3 Ways to Help Your Teen Beat the Holiday Blues

A lot of people experience holiday blues.

Holidays can be a rough time for a lot of people–and not just adults. Children and teenagers also experience stress and sadness around the holiday season.

For example, children of divorced parents might feel sad about being away from one parent during the holidays, or anxious about having to split the holiday between different homes.

Children and teens also pick up on their parents’ feelings, so if you’re feeling down, your teen might as well. And teens are also affected by some of the same things that trigger holiday blues in adults – for example, if there’s been a recent death in the family, that might affect your teen’s ability to enjoy the holidays as well as your own.

And because teenagers have more limited life experience than their parents, they may not have the coping skills that will enable them to get through a case of the holiday blues.

It’s up to parents to look for signs that teens are struggling and find a way to help. Take a look at some tips that can help your teen beat the holiday blues.

Maintain the Routine

While teens may not need rigid nap times and meal times as much as younger children do, they still need structure and routine in their lives, and they may feel overwhelmed or out of control when that routine is disrupted significantly.

And there’s nothing more disruptive than a big holiday! Traveling, encountering relatives that they don’t see often, and major interruptions to their normal schedule can cause some teens to experience holiday stress and blues.

You can help by giving your teen at least some structure during their holiday break. Stick to regular mealtimes and bedtimes as closely as possible.

For teens, it’s fine to schedule some activities that start in the evening and may run late – the shift in circadian rhythms that occurs during the teen years means that teens usually feel better when they go to bed later and sleep in later in the mornings, so at this age, it’s better to avoid early morning activities than late-night activities.

But getting enough sleep is very important, no matter when that sleep occurs. Your teen will feel better if they’re getting enough sleep at around the same time that they normally do.

Nutrition can also have a big impact on mood, so make sure that your teen is eating regularly. Don’t police your teen’s food choices too closely or prevent them from enjoying their favorite holiday foods, but make sure that they also have healthy and familiar food options available.

If your teen will be spending their holiday away from you – for example, if you and their other parent are separated – do your best to work with the adult who will be supervising your teen to make sure that your teen has some structure during their holiday.

Help Balance Obligations

Holidays can make teens feel as if they’re being pulled every which way. They may have multiple family obligations, especially if there’s been a divorce in the family.

They may have invitations to spend time with friends, as well as competing invitations to different holiday parties.

If your teen has a job, they may also be asked to work additional hours during their time off of school, or even on the holiday itself. That can be a lot for your teen to try to balance.

Help your teen find a way to organize and prioritize their various holiday obligations and invitations. Try not to add to their stress by demanding that they devote all of their free time to family.

Remember that your teen is growing into an adult with a life of their own, and activities with their own social circle are important as well. Try to make sure that your teen has a balance – some family time, but also some time with friends their own age.

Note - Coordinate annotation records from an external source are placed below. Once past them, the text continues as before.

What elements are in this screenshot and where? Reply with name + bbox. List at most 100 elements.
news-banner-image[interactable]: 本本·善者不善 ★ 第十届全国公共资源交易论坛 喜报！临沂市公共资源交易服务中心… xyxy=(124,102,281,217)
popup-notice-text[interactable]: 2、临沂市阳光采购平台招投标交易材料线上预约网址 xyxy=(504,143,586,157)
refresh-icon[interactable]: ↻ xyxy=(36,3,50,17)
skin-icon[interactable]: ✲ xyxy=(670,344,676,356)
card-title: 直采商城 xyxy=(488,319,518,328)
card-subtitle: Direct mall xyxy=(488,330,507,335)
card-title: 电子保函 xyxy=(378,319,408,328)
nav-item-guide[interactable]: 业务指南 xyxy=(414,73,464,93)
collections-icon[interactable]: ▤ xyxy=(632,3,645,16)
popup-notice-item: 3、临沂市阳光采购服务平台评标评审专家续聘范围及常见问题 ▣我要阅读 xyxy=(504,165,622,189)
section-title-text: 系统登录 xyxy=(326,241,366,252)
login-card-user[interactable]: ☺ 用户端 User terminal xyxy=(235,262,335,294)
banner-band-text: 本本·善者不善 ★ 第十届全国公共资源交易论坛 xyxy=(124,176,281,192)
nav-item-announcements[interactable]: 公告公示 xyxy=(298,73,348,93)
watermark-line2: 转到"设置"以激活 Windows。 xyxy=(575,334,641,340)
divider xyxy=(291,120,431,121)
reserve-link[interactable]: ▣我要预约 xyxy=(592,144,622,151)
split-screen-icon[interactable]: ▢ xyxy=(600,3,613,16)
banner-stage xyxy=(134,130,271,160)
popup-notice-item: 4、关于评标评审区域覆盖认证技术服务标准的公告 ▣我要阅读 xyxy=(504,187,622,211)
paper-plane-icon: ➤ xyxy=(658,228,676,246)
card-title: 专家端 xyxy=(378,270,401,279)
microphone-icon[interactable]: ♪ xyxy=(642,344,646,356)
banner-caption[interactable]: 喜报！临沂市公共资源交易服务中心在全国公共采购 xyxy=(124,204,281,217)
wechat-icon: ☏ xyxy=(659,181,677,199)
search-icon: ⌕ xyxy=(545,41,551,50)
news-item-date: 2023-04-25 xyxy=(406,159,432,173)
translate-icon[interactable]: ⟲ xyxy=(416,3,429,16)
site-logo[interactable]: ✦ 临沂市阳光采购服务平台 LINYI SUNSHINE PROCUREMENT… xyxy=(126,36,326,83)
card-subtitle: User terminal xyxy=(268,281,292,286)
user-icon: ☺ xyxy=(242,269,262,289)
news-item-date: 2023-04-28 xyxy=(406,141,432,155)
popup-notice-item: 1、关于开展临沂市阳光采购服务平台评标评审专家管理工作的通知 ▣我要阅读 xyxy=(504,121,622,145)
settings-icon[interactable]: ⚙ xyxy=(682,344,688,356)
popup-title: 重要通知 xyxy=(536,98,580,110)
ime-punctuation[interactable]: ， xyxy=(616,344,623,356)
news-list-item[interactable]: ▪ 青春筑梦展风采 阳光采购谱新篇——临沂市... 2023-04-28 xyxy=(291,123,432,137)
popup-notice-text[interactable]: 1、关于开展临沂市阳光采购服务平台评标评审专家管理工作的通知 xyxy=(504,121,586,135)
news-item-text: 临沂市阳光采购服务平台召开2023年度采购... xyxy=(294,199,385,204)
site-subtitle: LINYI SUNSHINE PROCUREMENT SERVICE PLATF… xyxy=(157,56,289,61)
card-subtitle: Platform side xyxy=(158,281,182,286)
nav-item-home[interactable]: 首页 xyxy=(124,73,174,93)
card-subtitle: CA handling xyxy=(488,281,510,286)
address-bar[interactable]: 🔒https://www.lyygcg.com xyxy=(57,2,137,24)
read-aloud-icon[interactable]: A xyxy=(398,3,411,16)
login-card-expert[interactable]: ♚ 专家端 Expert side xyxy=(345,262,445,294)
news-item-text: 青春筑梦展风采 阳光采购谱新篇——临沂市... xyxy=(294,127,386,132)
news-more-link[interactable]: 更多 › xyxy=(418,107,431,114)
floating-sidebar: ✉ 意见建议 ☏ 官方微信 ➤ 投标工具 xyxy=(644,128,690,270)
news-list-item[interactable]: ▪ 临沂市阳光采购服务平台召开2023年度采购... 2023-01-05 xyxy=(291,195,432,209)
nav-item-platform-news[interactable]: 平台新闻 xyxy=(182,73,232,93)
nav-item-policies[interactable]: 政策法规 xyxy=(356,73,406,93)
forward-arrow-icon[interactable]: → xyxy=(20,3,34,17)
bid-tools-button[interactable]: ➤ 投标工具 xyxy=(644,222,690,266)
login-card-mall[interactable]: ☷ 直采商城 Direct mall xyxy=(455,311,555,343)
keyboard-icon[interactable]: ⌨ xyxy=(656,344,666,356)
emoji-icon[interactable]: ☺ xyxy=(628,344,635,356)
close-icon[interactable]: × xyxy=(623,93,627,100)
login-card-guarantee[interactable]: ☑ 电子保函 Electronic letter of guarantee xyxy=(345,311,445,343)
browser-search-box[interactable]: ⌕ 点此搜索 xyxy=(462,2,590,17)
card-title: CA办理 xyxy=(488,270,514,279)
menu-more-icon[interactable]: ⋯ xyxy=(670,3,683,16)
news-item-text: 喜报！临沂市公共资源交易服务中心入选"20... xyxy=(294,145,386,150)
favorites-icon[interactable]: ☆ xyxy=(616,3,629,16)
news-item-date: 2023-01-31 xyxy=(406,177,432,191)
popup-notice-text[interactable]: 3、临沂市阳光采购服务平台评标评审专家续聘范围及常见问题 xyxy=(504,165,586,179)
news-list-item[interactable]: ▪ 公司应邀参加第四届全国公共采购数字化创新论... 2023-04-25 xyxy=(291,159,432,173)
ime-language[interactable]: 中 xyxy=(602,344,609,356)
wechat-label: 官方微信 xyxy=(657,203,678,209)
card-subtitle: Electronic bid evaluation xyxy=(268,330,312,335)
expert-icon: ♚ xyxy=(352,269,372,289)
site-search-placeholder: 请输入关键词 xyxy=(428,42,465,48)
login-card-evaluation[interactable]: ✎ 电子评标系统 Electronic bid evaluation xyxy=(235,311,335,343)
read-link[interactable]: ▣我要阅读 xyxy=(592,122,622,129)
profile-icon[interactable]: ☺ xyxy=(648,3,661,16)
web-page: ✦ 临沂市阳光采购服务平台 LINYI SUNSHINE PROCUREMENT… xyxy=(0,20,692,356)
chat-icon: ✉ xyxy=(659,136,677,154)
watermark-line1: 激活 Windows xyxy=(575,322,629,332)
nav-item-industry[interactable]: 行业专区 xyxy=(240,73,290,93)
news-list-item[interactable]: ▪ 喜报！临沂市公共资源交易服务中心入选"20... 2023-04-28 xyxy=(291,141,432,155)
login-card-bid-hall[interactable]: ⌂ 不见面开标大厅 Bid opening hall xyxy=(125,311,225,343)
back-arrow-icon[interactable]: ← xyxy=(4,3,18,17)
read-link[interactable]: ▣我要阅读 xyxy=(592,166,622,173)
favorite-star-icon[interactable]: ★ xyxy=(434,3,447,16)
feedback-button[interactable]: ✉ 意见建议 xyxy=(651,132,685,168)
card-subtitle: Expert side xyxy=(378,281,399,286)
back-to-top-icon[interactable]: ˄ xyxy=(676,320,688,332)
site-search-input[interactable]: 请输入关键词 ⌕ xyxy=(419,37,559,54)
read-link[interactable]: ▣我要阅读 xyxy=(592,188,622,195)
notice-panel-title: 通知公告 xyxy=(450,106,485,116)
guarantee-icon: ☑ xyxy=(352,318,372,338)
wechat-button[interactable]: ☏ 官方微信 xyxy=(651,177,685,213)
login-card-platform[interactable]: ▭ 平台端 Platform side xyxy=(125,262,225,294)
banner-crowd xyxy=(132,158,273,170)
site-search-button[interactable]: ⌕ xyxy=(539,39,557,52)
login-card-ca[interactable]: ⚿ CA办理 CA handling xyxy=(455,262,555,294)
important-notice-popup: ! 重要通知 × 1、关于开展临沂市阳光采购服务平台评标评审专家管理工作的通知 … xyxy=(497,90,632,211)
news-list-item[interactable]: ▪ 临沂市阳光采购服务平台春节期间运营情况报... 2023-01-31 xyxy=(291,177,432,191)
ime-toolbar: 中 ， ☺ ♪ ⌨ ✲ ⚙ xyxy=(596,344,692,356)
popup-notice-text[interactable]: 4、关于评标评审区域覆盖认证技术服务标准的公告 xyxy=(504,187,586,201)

What’s more, find out what your teen doesn’t want to do. Not all holiday invitations need to be accepted, and not all obligations are really valid obligations.

Remind your teen that it’s OK for them to say “no” sometimes, whether it’s to their friends, their boss, or even to family. This is not giving your teen permission to be unkind or uncaring, it’s teaching your teen that it’s OK to prioritize their own needs as well as others.

Set Realistic Expectations

Teens in particular sometimes experience holiday blues simply because their actual holiday experience doesn’t live up to their memories or imagination.

For smaller children, the holidays can seem magical, and parents and others often help that impression along by simulating actually magic – toys appearing in stocking seemingly out of nowhere, for example.

But by the time your child reaches their teen years, the magic may have worn off – not just because they no longer believe in benevolent elves and flying reindeer, but also because they’re expected to do more of the work involved in making the holiday happen (such as wrapping presents, helping to prepare meals, and cleaning out the spare room for out of town relatives coming to stay) and this can make the whole holiday season seem much more mundane.

Help your teen by setting realistic expectations for the holidays.

The holiday experience may be different for a 16-year-old than for a 6-year-old, but there are still plenty of joys to be found in the 16-year-old’s holiday experience.

Help them focus on the fun of choosing just the right gift for a friend or loved one or the satisfaction of successfully preparing a holiday meal.

If it’s not already part of your holiday tradition, the teen years are also a great time to introduce your teen to the joys of being generous and giving back to their communities. Collecting Toys for Tots or volunteering for the local community coat drive can give your teen a new perspective on what really matters during the holiday season.

Of course, it’s also important to be on the lookout for signs that your teen is suffering from something more serious than the holiday blues.

If symptoms like sadness, loss of interest in normally enjoyable activities, or changes in the way your teen eats and sleeps are severe or last for more than a couple of weeks, your teen might be suffering from depression and could benefit from talking to a therapist or counselor.